公表されたフローデータに基づけば、海外投資家の日本株需要は週次で悪化した。ネット買い越しがゼロを下回ったままであることから、当該期間は売り圧力が反転したというより、海外勢による売りが継続したとみられる。
弱気シグナルと機動的なディフェンシブ戦略
海外勢の日本株からの資金流出が10億円から222億円へ急拡大したことは、重要な弱気シグナルといえる。足元の強気センチメントが反転しつつある早期警戒と受け止めたい。目先はロングポジションの見直しを進め、相場下落局面に備えたヘッジを検討すべきだ。
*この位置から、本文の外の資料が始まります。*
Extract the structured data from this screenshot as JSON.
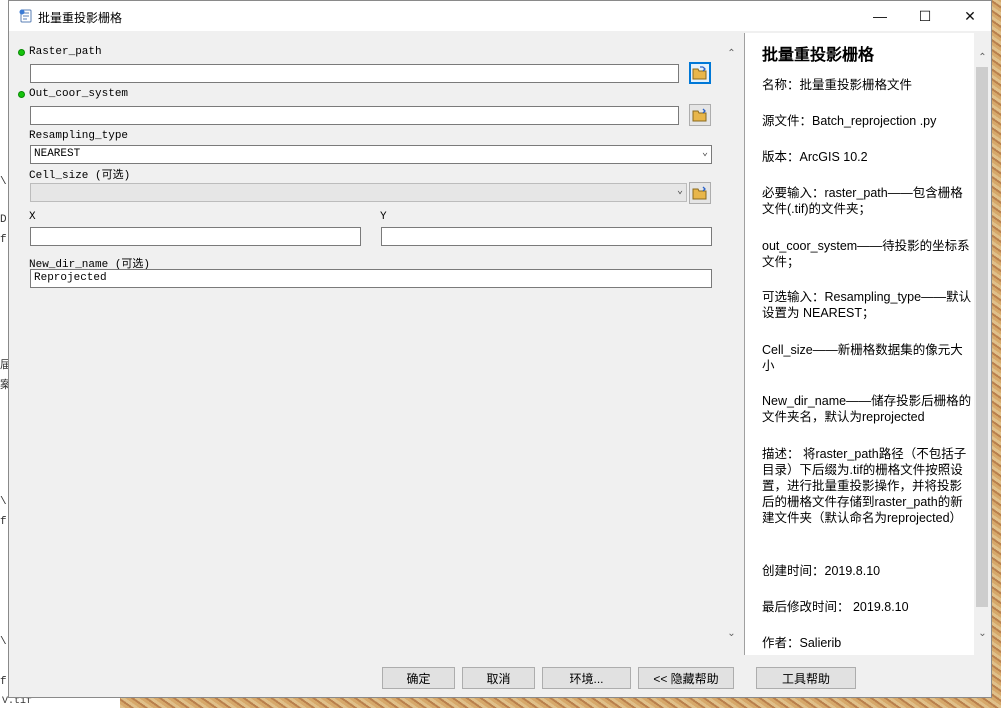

このデータを踏まえると、デリバティブ投資家は日経平均株価(Nikkei 225)のプットオプション購入による下方リスクの保険を検討したい。売りトレンドが今後数週間で加速した場合、損失抑制に加え収益機会にもなり得る。より強い弱気見通しを持つ向きには、日経平均先物の売りも有力な戦略となる。
市場環境と過去の先例
今回の投資家の後退は、日経平均が直近高値の4万1,500円から2.5%下落している局面で起きており、市場の脆弱性が意識される。日銀関係者から想定より早い政策正常化を示唆する発言が出ており、資金流出を促している可能性が高い。次回のデータ公表で、これが新たなトレンドなのか一過性なのかを見極める必要がある。
また、ドル/円相場は150円台を維持しにくい展開が続いている点にも注目している。理屈の上では、海外勢が日本株を売却し円をドルに転換すれば円安圧力がかかりやすいはずだが、為替が大きく反応していないことは、より広範なリスク回避が背後にある可能性を示唆する。株式と為替の連動が弱いこの「乖離」は、重要な監視ポイントとなる。
海外資金の流出加速というパターンは、TOPIXが7%調整する前兆となった2024年4〜6月期を想起させる。こうした先例は、今回のシグナルを軽視すべきではないことを示す。従って、市場ボラティリティ上昇と日本株の下押し圧力が強まる確率を織り込みつつ、戦略を調整したい。